On peut segmenter notre communication autour de deux grands axes : le côté utilitaire contre le côté explorateur de l'internaute ou la femme experte de l'Internet contre la femme dilettante sur l'Internet. Le profil de l'internaute varie selon nos différentes marques et, à chaque fois, nous choisissons un type de site et une forme de communication. Si nous avons à faire à une cible utilitariste, par exemple, nous allons nous orientez vers de l'information, du conseil, de la solution et de la personnalisation. Pour un profil explorateur, nous allons jouer sur d'autres types de valeurs comme les jeux. Internet sera alors un média d'information. Nous communiquerons alors auprès des sites communautaires et nous nous efforcerons de créer des événements en collaboration avec d'autres partenaires. Dans cette optique, à la limite, P&G peut même se positionner comme un facilitateur d'achat sur le Net, en proposant des échantillons ou des coupons.

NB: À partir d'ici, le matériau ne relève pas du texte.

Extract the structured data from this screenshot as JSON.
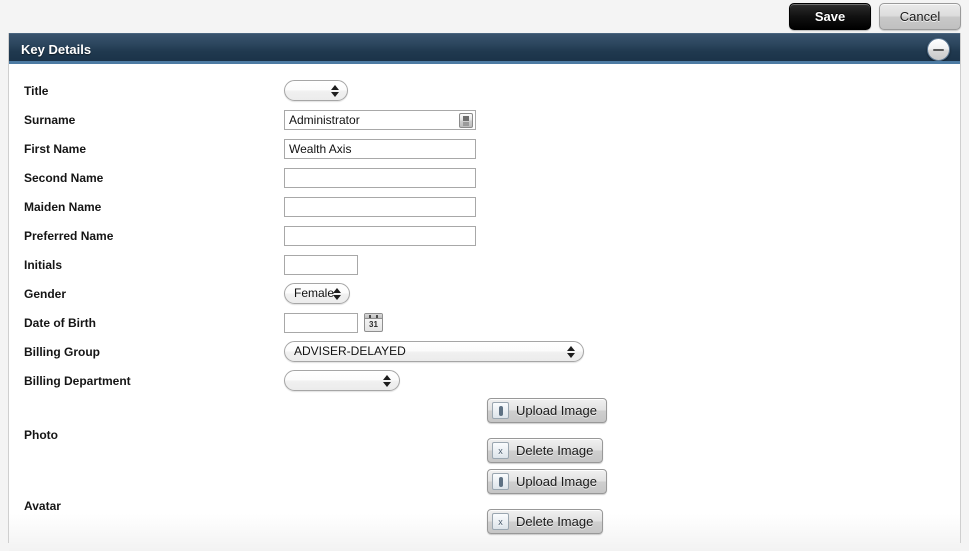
{
  "topbar": {
    "save_label": "Save",
    "cancel_label": "Cancel"
  },
  "panel": {
    "title": "Key Details",
    "collapse_icon": "minus-circle-icon"
  },
  "form": {
    "fields": [
      {
        "label": "Title",
        "type": "select",
        "value": ""
      },
      {
        "label": "Surname",
        "type": "text-lookup",
        "value": "Administrator"
      },
      {
        "label": "First Name",
        "type": "text",
        "value": "Wealth Axis"
      },
      {
        "label": "Second Name",
        "type": "text",
        "value": ""
      },
      {
        "label": "Maiden Name",
        "type": "text",
        "value": ""
      },
      {
        "label": "Preferred Name",
        "type": "text",
        "value": ""
      },
      {
        "label": "Initials",
        "type": "text-small",
        "value": ""
      },
      {
        "label": "Gender",
        "type": "select",
        "value": "Female"
      },
      {
        "label": "Date of Birth",
        "type": "date",
        "value": ""
      },
      {
        "label": "Billing Group",
        "type": "select",
        "value": "ADVISER-DELAYED"
      },
      {
        "label": "Billing Department",
        "type": "select",
        "value": ""
      }
    ],
    "calendar_day": "31",
    "photo": {
      "label": "Photo",
      "upload_label": "Upload Image",
      "delete_label": "Delete Image",
      "upload_icon": "attachment-icon",
      "delete_icon": "x-icon"
    },
    "avatar": {
      "label": "Avatar",
      "upload_label": "Upload Image",
      "delete_label": "Delete Image",
      "upload_icon": "attachment-icon",
      "delete_icon": "x-icon"
    }
  },
  "colors": {
    "header_dark": "#20394f",
    "header_accent": "#4d7ba3",
    "page_bg": "#f4f4f4",
    "save_bg": "#111111"
  }
}
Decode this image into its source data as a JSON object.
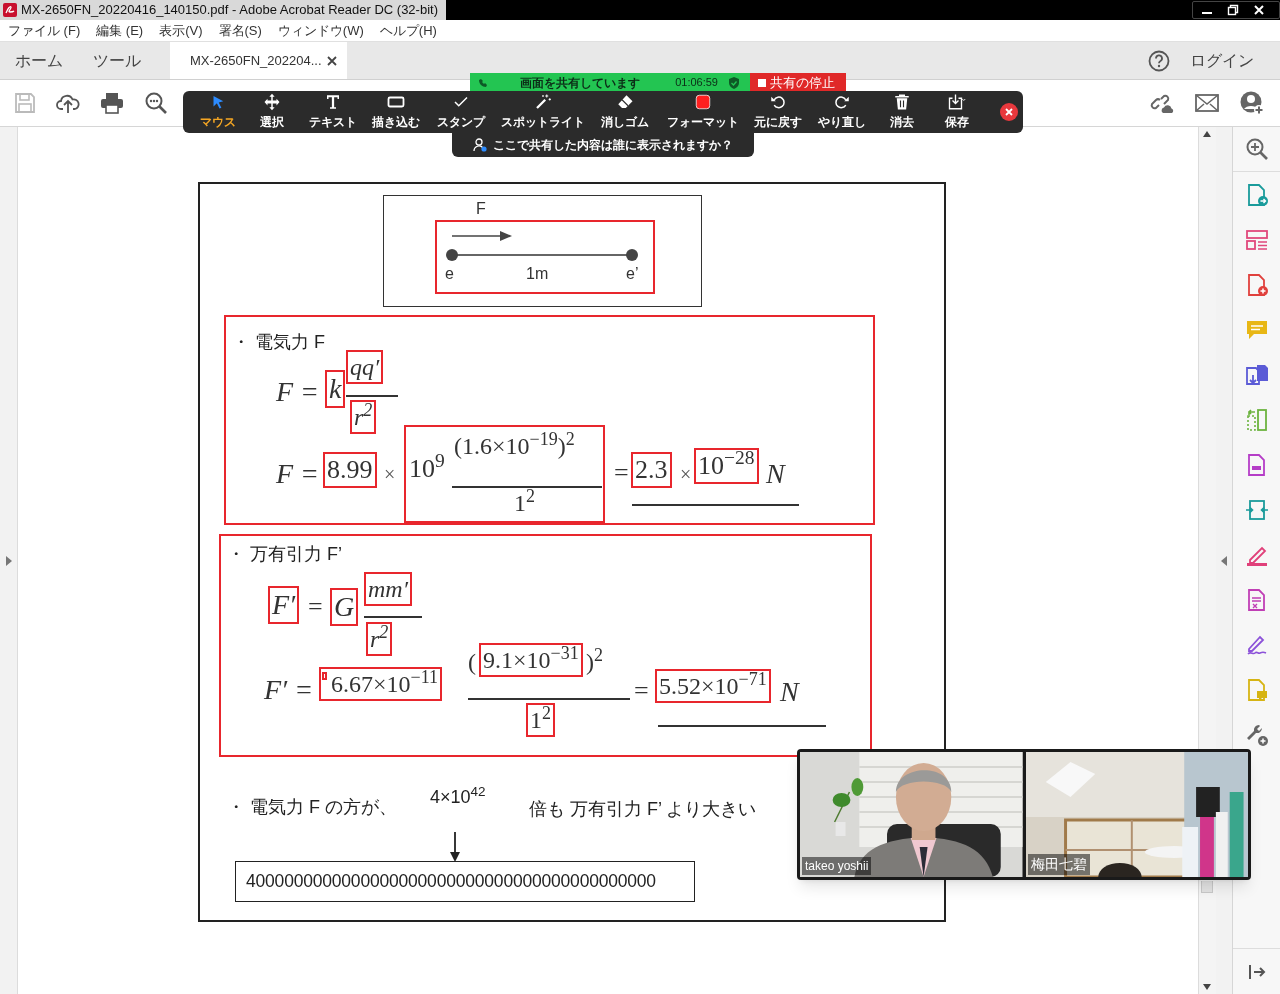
{
  "window": {
    "title": "MX-2650FN_20220416_140150.pdf - Adobe Acrobat Reader DC (32-bit)"
  },
  "menu": [
    "ファイル (F)",
    "編集 (E)",
    "表示(V)",
    "署名(S)",
    "ウィンドウ(W)",
    "ヘルプ(H)"
  ],
  "tabs": [
    {
      "label": "ホーム",
      "selected": false,
      "closable": false
    },
    {
      "label": "ツール",
      "selected": false,
      "closable": false
    },
    {
      "label": "MX-2650FN_202204...",
      "selected": true,
      "closable": true
    }
  ],
  "login": "ログイン",
  "share_bar": {
    "status": "画面を共有しています",
    "timer": "01:06:59",
    "stop_button": "共有の停止"
  },
  "annotation_tools": [
    {
      "kind": "pointer",
      "label": "マウス",
      "selected": true
    },
    {
      "kind": "move",
      "label": "選択",
      "selected": false
    },
    {
      "kind": "text",
      "label": "テキスト",
      "selected": false
    },
    {
      "kind": "draw",
      "label": "描き込む",
      "selected": false
    },
    {
      "kind": "stamp",
      "label": "スタンプ",
      "selected": false
    },
    {
      "kind": "spotlight",
      "label": "スポットライト",
      "selected": false
    },
    {
      "kind": "eraser",
      "label": "消しゴム",
      "selected": false
    },
    {
      "kind": "format",
      "label": "フォーマット",
      "selected": false
    },
    {
      "kind": "undo",
      "label": "元に戻す",
      "selected": false
    },
    {
      "kind": "redo",
      "label": "やり直し",
      "selected": false
    },
    {
      "kind": "clear",
      "label": "消去",
      "selected": false
    },
    {
      "kind": "save",
      "label": "保存",
      "selected": false
    }
  ],
  "tooltip": "ここで共有した内容は誰に表示されますか？",
  "document": {
    "diagram_labels": [
      "F",
      "e",
      "1m",
      "e’"
    ],
    "electric_force": [
      "・ 電気力 F",
      "F =",
      "k",
      "qq′",
      "r$^{2}$",
      "F =",
      "8.99",
      "×",
      "10$^{9}$",
      "(1.6×10$^{−19}$)$^{2}$",
      "1$^{2}$",
      "=",
      "2.3",
      "×",
      "10$^{−28}$",
      "N"
    ],
    "gravitation": [
      "・ 万有引力 F’",
      "F′",
      "=",
      "G",
      "mm′",
      "r$^{2}$",
      "F′ =",
      "6.67×10$^{−11}$",
      "(",
      "9.1×10$^{−31}$",
      ")$^{2}$",
      "1$^{2}$",
      "=",
      "5.52×10$^{−71}$",
      "N"
    ],
    "comparison": [
      "・ 電気力 F の方が、",
      "4×10$^{42}$",
      "倍も 万有引力 F’ より大きい"
    ],
    "full_number": "4000000000000000000000000000000000000000000"
  },
  "participants": [
    {
      "name": "takeo yoshii"
    },
    {
      "name": "梅田七碧"
    }
  ]
}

Cela s'applique-t-il de manière identique pour tous les pays ?
Internet nous offre justement la possibilité de s'adapter à chaque culture et de bénéficier de l'expérience locale. Notre positionnement d'expert est très bien vu aux Etats-Unis pour Pampers, par exemple. 20% des mères de bébés, connectées ou non, ont déjà visité le site Pampers.com pour obtenir des informations. Internet nous donne donc la possibilité d'étendre le territoire de nos marques et de changer la nature de la marque, tout en gardant les spécificités locales. Cela se voit particulièrement pour Monsieur Propre, qui est un site de détente en France alors que Mr Clean, aux USA, est réellement un site utilitariste avec des conseils et des solutions.

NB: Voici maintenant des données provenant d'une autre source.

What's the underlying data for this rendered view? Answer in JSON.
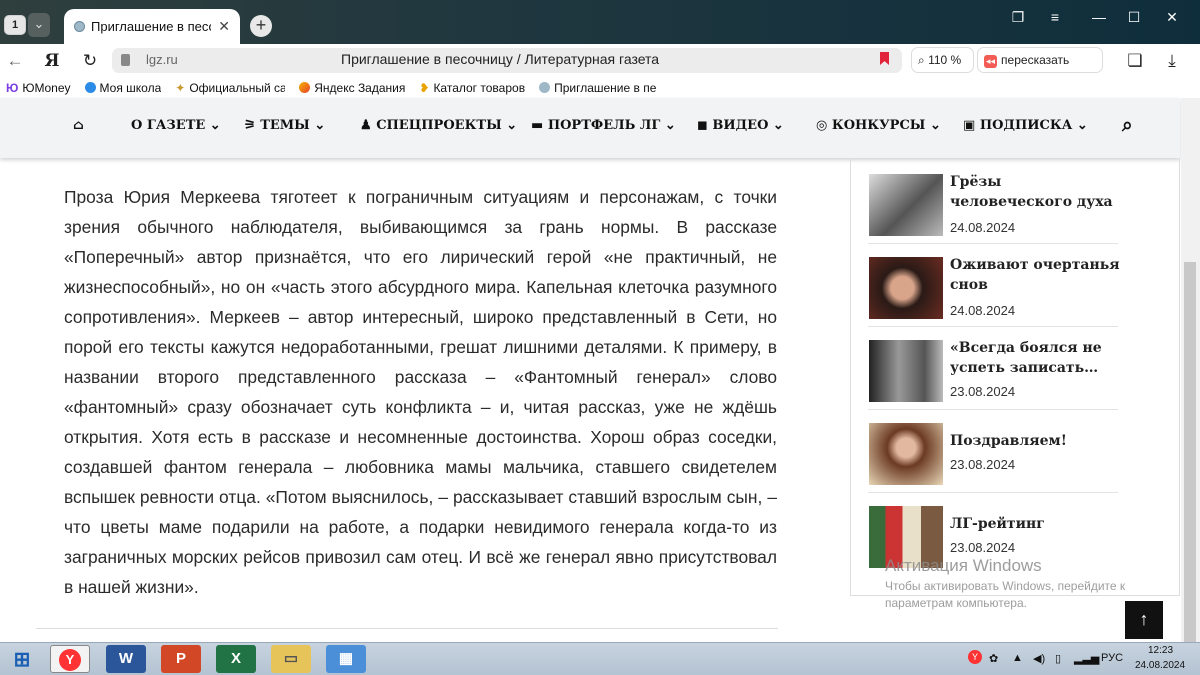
{
  "browser": {
    "tab_count": "1",
    "tab_title": "Приглашение в песочн",
    "url": "lgz.ru",
    "page_title": "Приглашение в песочницу / Литературная газета",
    "zoom": "110 %",
    "retell_label": "пересказать",
    "bookmarks": [
      "ЮMoney",
      "Моя школа",
      "Официальный са",
      "Яндекс Задания",
      "Каталог товаров",
      "Приглашение в пе"
    ]
  },
  "site_nav": {
    "items": [
      "О ГАЗЕТЕ",
      "ТЕМЫ",
      "СПЕЦПРОЕКТЫ",
      "ПОРТФЕЛЬ ЛГ",
      "ВИДЕО",
      "КОНКУРСЫ",
      "ПОДПИСКА"
    ]
  },
  "article": {
    "paragraph": "Проза Юрия Меркеева тяготеет к пограничным ситуациям и персонажам, с точки зрения обычного наблюдателя, выбивающимся за грань нормы. В рассказе «Поперечный» автор признаётся, что его лирический герой «не практичный, не жизнеспособный», но он «часть этого абсурдного мира. Капельная клеточка разумного сопротивления». Меркеев – автор интересный, широко представленный в Сети, но порой его тексты кажутся недоработанными, грешат лишними деталями. К примеру, в названии второго представленного рассказа – «Фантомный генерал» слово «фантомный» сразу обозначает суть конфликта – и, читая рассказ, уже не ждёшь открытия. Хотя есть в рассказе и несомненные достоинства. Хорош образ соседки, создавшей фантом генерала – любовника мамы мальчика, ставшего свидетелем вспышек ревности отца. «Потом выяснилось, – рассказывает ставший взрослым сын, – что цветы маме подарили на работе, а подарки невидимого генерала когда-то из заграничных морских рейсов привозил сам отец. И всё же генерал явно присутствовал в нашей жизни»."
  },
  "sidebar": {
    "items": [
      {
        "title": "Грёзы человеческого духа",
        "date": "24.08.2024"
      },
      {
        "title": "Оживают очертанья снов",
        "date": "24.08.2024"
      },
      {
        "title": "«Всегда боялся не успеть записать…",
        "date": "23.08.2024"
      },
      {
        "title": "Поздравляем!",
        "date": "23.08.2024"
      },
      {
        "title": "ЛГ-рейтинг",
        "date": "23.08.2024"
      }
    ]
  },
  "watermark": {
    "line1": "Активация Windows",
    "line2": "Чтобы активировать Windows, перейдите к параметрам компьютера."
  },
  "taskbar": {
    "lang": "РУС",
    "time": "12:23",
    "date": "24.08.2024"
  },
  "colors": {
    "accent_bookmark": "#e2233c",
    "yandex_red": "#ff3333",
    "nav_bg": "#f2f3f4"
  }
}
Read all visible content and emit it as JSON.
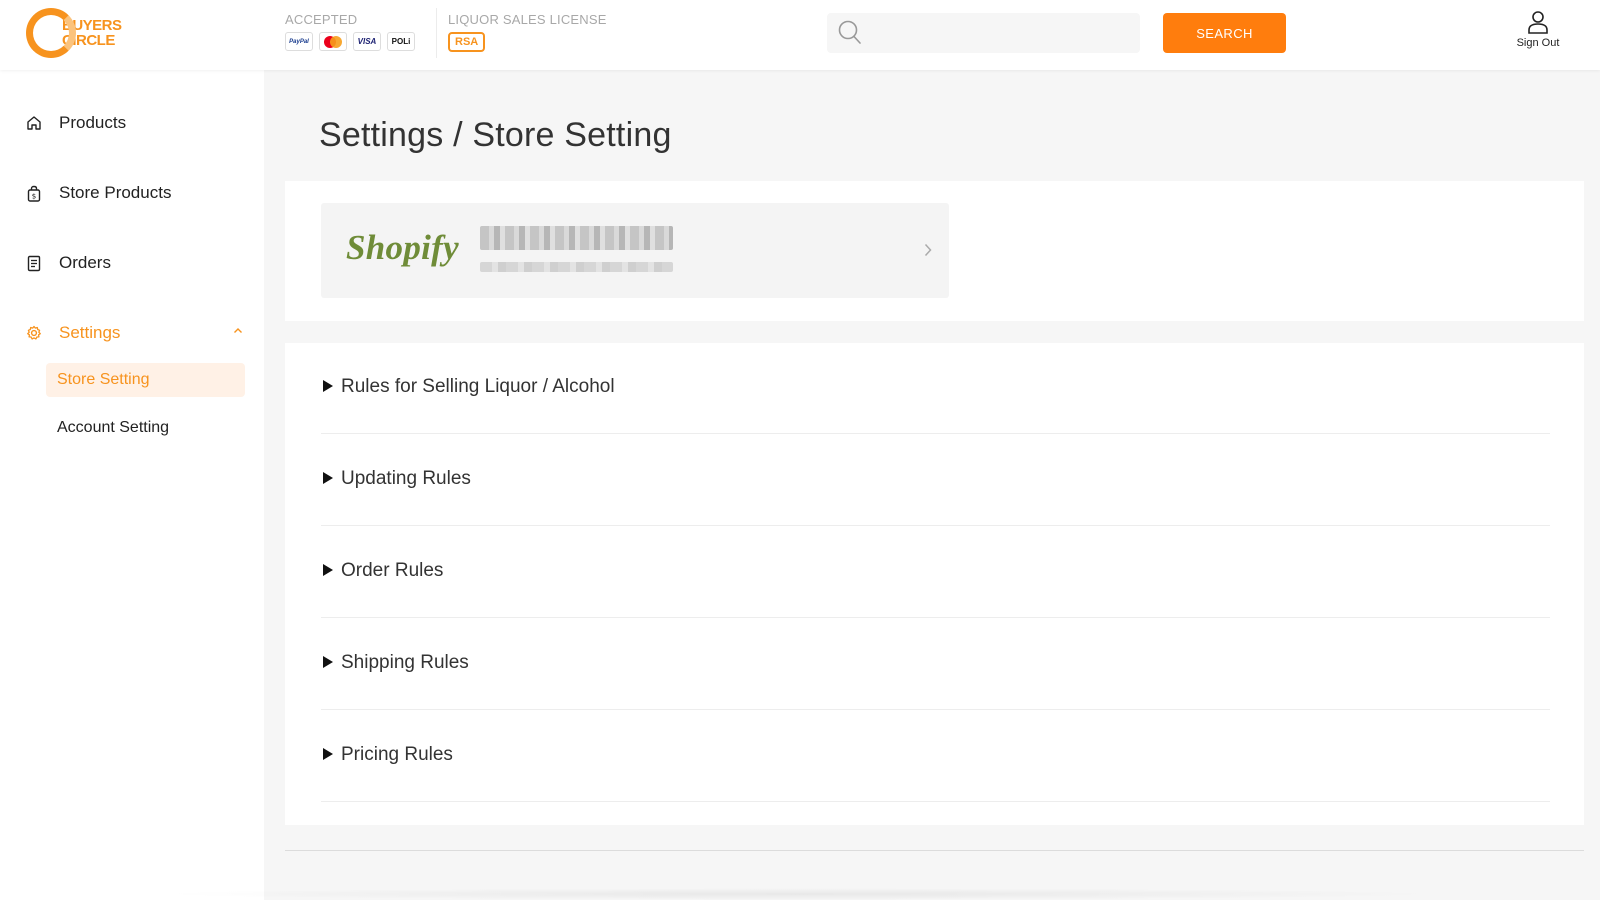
{
  "header": {
    "logo": {
      "line1": "BUYERS",
      "line2": "CIRCLE"
    },
    "accepted_label": "ACCEPTED",
    "payment_methods": [
      "PayPal",
      "Mastercard",
      "VISA",
      "POLi"
    ],
    "license_label": "LIQUOR SALES LICENSE",
    "license_badge": "RSA",
    "search_placeholder": "",
    "search_button": "SEARCH",
    "sign_out": "Sign Out",
    "accent_color": "#ff7d0d"
  },
  "sidebar": {
    "items": [
      {
        "label": "Products",
        "icon": "home-icon"
      },
      {
        "label": "Store Products",
        "icon": "shopping-bag-icon"
      },
      {
        "label": "Orders",
        "icon": "receipt-icon"
      },
      {
        "label": "Settings",
        "icon": "gear-icon",
        "expanded": true
      }
    ],
    "sub_items": [
      {
        "label": "Store Setting",
        "selected": true
      },
      {
        "label": "Account Setting",
        "selected": false
      }
    ]
  },
  "main": {
    "title": "Settings / Store Setting",
    "shop": {
      "platform": "Shopify"
    },
    "rules": [
      "Rules for Selling Liquor / Alcohol",
      "Updating Rules",
      "Order Rules",
      "Shipping Rules",
      "Pricing Rules"
    ]
  }
}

Existe-t-il un site pour chacune de vos marques ?
C'est très variable. Monsieur Propre n'est pas véritablement un site de marque car les produits n'apparaissent pas. Pour Pantene, cela se justifie parce que nous avons une expertise. Il existe un noyau de club et nous sommes dans un univers de la beauté, du "Moi". Il est donc possible de développer une interaction intéressante. Par contre, nous avons pensé que pour Ariel, Dash, cela se justifie moins, mais cela ne veut pas dire que nous n'en ferons jamais. Il est possible que nous fassions un jour des mini-sites comme nous en avons fait pour Dryel [Produit pour le nettoyage à sec ou à la main, NDLR]. Pour certaine marque, notre présence sur le Web est moins nécessaire. Néanmoins, l'existence d'un petit site est nécessaire pour ne pas décevoir l'éventuel internaute qui va taper l'URL du nom d'une marque parce qu'il est très fidèle. Une solution est aussi de rassembler plusieurs marques sur un même site, avec un thème transversal. C'est ce que nous avons fait avec notre site Hygiène Family.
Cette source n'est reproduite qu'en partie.